Elizabeth will be in my prayers, what a wonderful mission!
Teacher, Taft High School
Liz was one of the giants upon whose shoulders media literacy stood.
It is very sad to learn that Elizabeth has passed. The world has lost a role model, leader and special friend.
Center for Public Outreach
Elizabeth Thoman was a wonderful combination of professionalism and commitment to a cause that is essential to our democracy. She enriched us all with her friendship and tenacity.
I was privileged to have been friends with Liz when professor Richard Byrne challenged her to start when he told her to “turn in the first issue for credit.” She turned me on to 21st Century Education at a dinner in Atlanta, which has had profound positive impact in my life. I’ve been an active promoter of Media Literacy from those early days at Annenberg. My mother, daughter, and wife all had the opportunity to become friends with Liz and that friendship was a real positive in our lives.
Elizabeth Thoman has left an indelible mark in our world, from her strength of character and faith to decades of groundbreaking work in media literacy and evolving into the beauty captured by her artistic photography. She will be missed, but never forgotten. I will always think of her pioneering efforts as media and digital literacies evolve here in the United States and throughout the world. Thank you, Liz, for all that you given us.
Karen Ambrosh, Marieli Rowe
National Telemedia Council
All of us at National Telemedia Council wish to express our sympathy on the passing of Sr. Liz Thoman and to celebrate her life as a dedicated and passionate promoter in the field of media literacy. As a part of an idea that was begun by pioneering educators in the early days of radio and amplified evermore rapidly through the age of television, cable, into today’s cyberworld of instant, personal, yet global media, hers was a talent for advocating and expanding the voice for media literacy education. Always with charm, a winning smile and an unrelenting straightforwardness, she was personally dedicated to this mission, so clearly needed in today’s world.

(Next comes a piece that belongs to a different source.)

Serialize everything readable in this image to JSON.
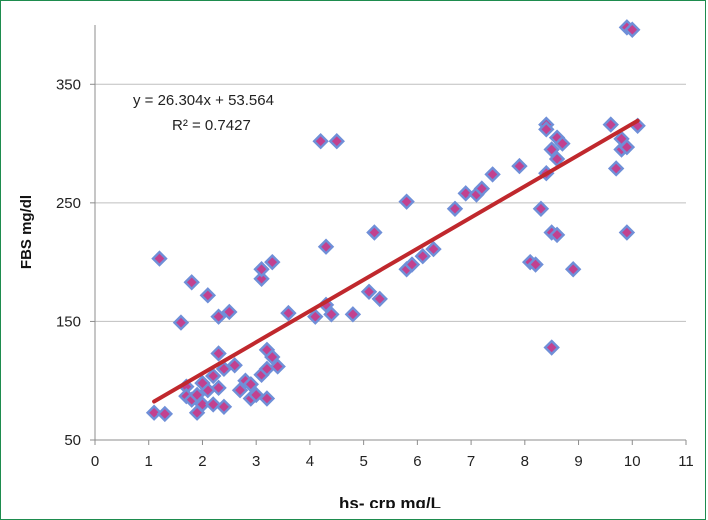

She was truly a doer and inspiration, she will surely be missed.
Australian Council on Children and the Media
Greetings from South Australia, I was saddened to hear about Sr Elizabeth Thoman’s passing. I found her work very useful in the 80’s, as I helped to develop the role of Australia’s national advocacy and information organization, the Australian Council for Children’s Films and Television. I corresponded with Elizabeth as I prepared to visit the United States and Canada in 1989 on a 3-month church fellowship study the production and regulation of children’s television in North America. She kindly arranged to meet me on arrival at LAX and arranged a welcome, and a most interesting lunch that I had with her and co-workers. She was a gracious and helpful woman.
Television Critic, Los Angeles Times (retired)
I am disappointed because I will not be able to join to celebrate Liz, who intersected my career in meaningful ways. I’m thinking of her, though and one of her “healing petals” a white cala-lily, which hangs in our kitchen as a constant reminder.
Alan M. Levitt
National Office of Drug Prevention (retired)
Elizabeth Thoman influenced my career in drug prevention: Even though my education and entire career had focused on communications, the more I learned, the more meetings and conferences I attended, the stronger I felt that media literacy should be a component of basic youth education, especially in substance abuse prevention programs. Visiting the Center of Media Literacy in Los Angeles was like being a kid in a candy store because the shelves held a vast array of materials that had been created for various issues.